Scientists piloting the ROV Deep Discoverer from the National Oceanic & Atmospheric Administration (NOAA) research vessel Okeanos Explorer speculated about whether the motionless organisms could be an unknown species of soft coral, tunicate or sponge. Unable to collect samples, however, they agreed that they would have to reach out to specialists later for their expert opinions.
On three NOAA Voyages of the Ridge 2022 expeditions between May and September, the research team investigated sections of the North Atlantic, with the seabed footage livestreamed to the public.
As well as exploring the Charlie-Gibbs Fracture Zone, Mid-Atlantic Ridge and Azores Plateau, a series of dives were carried out in deepwater areas further south, around Puerto Rico and the US Virgin Islands, of which St Croix is one.

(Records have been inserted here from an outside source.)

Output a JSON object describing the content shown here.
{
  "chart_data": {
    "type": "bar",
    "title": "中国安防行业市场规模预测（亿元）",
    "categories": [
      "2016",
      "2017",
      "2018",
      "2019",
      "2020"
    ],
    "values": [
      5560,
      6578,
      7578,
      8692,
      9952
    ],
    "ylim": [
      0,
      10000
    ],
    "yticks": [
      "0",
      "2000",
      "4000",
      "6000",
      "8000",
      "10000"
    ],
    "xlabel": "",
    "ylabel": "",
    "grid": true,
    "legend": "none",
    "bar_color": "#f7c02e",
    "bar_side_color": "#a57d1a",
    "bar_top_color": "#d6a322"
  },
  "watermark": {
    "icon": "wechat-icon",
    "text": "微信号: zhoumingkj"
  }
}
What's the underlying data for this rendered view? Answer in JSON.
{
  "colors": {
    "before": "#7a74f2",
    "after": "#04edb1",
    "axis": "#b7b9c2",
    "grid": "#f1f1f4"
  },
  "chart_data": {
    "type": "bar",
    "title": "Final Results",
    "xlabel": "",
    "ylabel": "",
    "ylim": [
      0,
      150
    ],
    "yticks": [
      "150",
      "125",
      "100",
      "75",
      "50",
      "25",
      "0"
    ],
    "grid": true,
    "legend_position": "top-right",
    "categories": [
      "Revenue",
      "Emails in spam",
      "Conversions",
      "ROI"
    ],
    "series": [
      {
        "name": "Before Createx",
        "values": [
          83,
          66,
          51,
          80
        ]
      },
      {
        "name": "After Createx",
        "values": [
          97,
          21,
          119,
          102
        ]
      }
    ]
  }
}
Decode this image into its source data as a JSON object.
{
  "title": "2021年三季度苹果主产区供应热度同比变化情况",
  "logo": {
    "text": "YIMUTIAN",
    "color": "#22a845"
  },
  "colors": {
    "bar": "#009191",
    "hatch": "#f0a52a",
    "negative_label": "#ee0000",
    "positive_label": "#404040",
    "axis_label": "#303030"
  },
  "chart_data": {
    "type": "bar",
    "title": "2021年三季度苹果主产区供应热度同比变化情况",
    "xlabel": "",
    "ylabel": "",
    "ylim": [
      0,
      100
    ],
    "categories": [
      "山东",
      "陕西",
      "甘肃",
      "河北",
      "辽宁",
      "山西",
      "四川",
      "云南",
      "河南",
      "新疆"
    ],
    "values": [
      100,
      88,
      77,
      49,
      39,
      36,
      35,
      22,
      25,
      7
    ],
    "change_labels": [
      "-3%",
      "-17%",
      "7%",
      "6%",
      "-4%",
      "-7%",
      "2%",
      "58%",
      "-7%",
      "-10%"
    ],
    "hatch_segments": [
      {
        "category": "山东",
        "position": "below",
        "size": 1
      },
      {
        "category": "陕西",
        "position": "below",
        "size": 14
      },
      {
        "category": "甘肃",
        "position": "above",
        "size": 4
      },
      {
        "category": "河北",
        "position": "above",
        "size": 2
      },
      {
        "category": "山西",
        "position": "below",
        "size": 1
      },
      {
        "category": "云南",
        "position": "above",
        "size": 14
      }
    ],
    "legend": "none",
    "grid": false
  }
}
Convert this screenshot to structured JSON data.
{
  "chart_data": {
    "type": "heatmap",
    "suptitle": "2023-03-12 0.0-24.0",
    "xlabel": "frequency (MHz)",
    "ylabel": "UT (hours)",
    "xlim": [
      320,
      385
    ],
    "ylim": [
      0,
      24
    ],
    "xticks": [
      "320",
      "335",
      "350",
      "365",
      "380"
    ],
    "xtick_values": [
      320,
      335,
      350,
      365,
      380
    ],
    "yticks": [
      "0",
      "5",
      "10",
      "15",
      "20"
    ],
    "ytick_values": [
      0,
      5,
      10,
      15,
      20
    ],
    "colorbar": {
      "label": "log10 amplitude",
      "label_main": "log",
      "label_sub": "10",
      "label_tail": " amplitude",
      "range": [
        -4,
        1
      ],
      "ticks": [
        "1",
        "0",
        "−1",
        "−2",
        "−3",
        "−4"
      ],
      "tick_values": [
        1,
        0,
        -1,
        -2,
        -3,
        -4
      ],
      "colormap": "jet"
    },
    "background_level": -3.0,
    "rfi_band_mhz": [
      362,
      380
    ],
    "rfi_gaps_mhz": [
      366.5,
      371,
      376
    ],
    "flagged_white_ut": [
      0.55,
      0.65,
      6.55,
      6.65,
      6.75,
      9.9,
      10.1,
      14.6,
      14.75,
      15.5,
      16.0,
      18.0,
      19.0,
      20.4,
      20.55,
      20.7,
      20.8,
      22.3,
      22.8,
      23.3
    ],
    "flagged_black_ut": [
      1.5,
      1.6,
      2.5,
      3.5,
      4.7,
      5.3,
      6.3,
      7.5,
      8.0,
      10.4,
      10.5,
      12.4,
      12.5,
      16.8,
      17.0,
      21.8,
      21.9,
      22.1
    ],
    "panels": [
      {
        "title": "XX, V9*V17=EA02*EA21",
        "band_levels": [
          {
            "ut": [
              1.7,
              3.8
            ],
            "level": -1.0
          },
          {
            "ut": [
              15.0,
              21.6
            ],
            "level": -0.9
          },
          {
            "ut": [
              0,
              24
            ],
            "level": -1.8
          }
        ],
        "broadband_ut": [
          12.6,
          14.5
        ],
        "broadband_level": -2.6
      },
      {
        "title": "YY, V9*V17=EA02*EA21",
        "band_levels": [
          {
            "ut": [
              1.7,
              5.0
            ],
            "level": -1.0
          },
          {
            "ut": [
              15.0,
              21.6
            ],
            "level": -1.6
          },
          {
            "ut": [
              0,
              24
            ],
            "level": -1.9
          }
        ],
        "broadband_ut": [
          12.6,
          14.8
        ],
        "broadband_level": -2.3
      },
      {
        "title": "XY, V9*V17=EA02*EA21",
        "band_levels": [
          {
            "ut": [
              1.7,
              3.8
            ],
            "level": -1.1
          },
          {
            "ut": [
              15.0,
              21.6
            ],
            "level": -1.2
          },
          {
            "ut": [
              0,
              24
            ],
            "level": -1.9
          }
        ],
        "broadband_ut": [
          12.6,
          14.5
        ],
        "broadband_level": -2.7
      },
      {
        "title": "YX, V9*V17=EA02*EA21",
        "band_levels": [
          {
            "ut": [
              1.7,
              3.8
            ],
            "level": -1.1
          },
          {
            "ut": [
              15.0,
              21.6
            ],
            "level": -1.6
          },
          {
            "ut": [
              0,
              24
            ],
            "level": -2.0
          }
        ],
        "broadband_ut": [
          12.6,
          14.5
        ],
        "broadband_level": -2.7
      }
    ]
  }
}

During the most recent expedition the ROV cameras lighted on multiple Blue Goos, as they were dubbed by one of the researchers, at depths between about 400 and 600m.
Also spotted were a number of “distinctive” fish, including a possible greeneye fish, hatchetfish, beardfish exhibiting feeding behaviour and a white filefish. But what excited the observers most was a rarely observed mating aggregation of at least 35 Conolampas sigsbei sea urchins at a depth of 411m.
Every urchin was sporting ocean debris, consisting of rocks, shells, seaweed and other materials that had been passed up to the apex of its body and described by the scientists as a “debris hat”. Which raised another question for them to consider – why would mating sea urchins feel the need to get together wearing hats?
Findings on all expeditions since 2001 are recorded on the NOAA Ocean Exploration site.